In order to safeguard the remaining redemption proceeds from being dissipated by the Defendants, Canada Life applied for, and was granted, another attachment order in the sum of USD 850,000, attached in the hands of SBM Bank (Mauritius) Ltd. Canada Life then issued proceedings for breach of the Settlement Deed.
The Defendants argued that the Settlement Deed essentially resolved the differences regarding the deferral of the redemption date such that the NAV was no longer an issue. They submitted that the redemption clause of the offering memorandum which provides that all redemptions of shares shall be redeemed at the NAV applicable on the day the shares are actually redeemed in March 2020 as per the Settlement Deed and not on the 31 January 2014.
Canada Life argued that the terms of the Settlement Deed were subject to the constitutive documents and ought to be read together and not taken out of context. Canada Life submitted that pursuant to the Settlement Deed, the Defendants agreed the redemption proceeds could only be paid following the first redemption request made in July 2013 and deferred for a period of up to six months until 31 January 2014.
The Court held:
“… paragraph 1 (of the Settlement Deed) cannot be read on its own but must be read together with the other paragraphs of the settlement deed. In reading the settlement deed in totum and in context, I agree with learned counsel for the plaintiff that on the basis of all the other documents and insofar that payment is made upon redemption request made and for that matter the request date was deferred and there is no dispute regarding the deferment of redemption of shares, the calculation for the NAV of the shares is 31 January 2014 and cannot be 31 March 2020. Furthermore, paragraph 4 of the settlement deed lends support to the submission of learned counsel for the plaintiff that his interpretation of the settlement deed is correct and is to be preferred.”

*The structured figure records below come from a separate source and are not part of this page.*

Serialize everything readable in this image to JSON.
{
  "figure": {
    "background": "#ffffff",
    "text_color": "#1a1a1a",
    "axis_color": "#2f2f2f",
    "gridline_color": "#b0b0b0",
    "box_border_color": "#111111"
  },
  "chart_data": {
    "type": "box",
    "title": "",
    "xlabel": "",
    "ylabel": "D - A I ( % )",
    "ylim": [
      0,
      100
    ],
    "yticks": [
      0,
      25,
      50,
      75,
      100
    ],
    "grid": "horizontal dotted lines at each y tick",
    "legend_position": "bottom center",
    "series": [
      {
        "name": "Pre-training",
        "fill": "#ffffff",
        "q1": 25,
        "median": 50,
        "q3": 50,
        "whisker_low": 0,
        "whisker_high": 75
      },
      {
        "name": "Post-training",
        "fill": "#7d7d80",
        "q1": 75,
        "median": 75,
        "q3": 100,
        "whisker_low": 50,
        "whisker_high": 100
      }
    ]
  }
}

The Court accepted the submissions of Canada Life in relation to the law and the authorities governing the principles to be applied when interpreting the intention of the parties at the time the documents were constituted.
The Defendants were accordingly ordered to pay Canada Life the remaining amount on the NAV value as at 31 January 2014. A cost order in the amount of USD 100,000 was also issued against the Defendants, in the absence of any significant challenge to oppose the submissions made on costs by Canada Life.